The Society for the Foundations of Computational Mathematics supports and promotes fundamental research in computational mathematics and its applications, interpreted in the broadest sense. It fosters interaction among mathematics, computer science and other areas of computational science through its conferences, workshops and publications. As part of this endeavour to promote research across a wide spectrum of subjects concerned with computation, the Society brings together leading researchers working in diverse fields. Major conferences of the Society have been held in Park City (1995), Rio de Janeiro (1997), Oxford (1999), Minneapolis (2002), and Santander (2005). The next conference is expected to be held in 2008. More information about FoCM is available at its website http://www.focm.net.

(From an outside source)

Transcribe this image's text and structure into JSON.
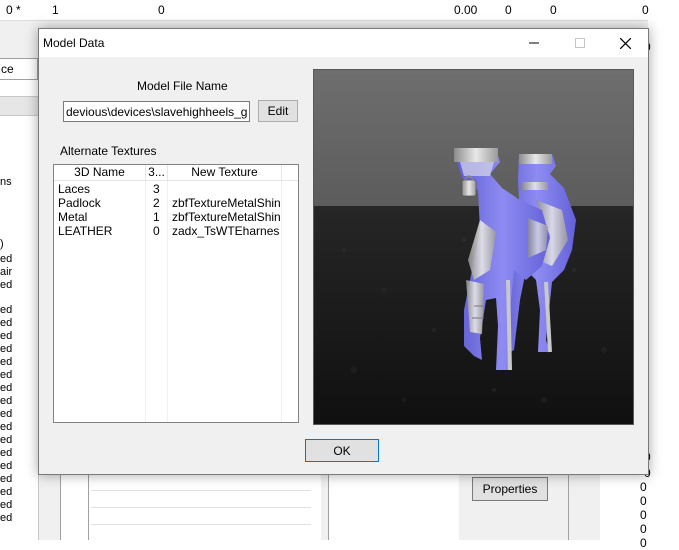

The conference in Santander on June 30 – July 9, 2005, was attended by several hundred scientists. FoCM conferences follow a set pattern: mornings are devoted to plenary talks, while in the afternoon the conference divides into a number of workshops, each devoted to a different theme within the broad theme of foundations of computational mathematics. This structure allows for a very high standard of presentation, while affording endless opportunities for cross-fertilization and communication across subject boundaries.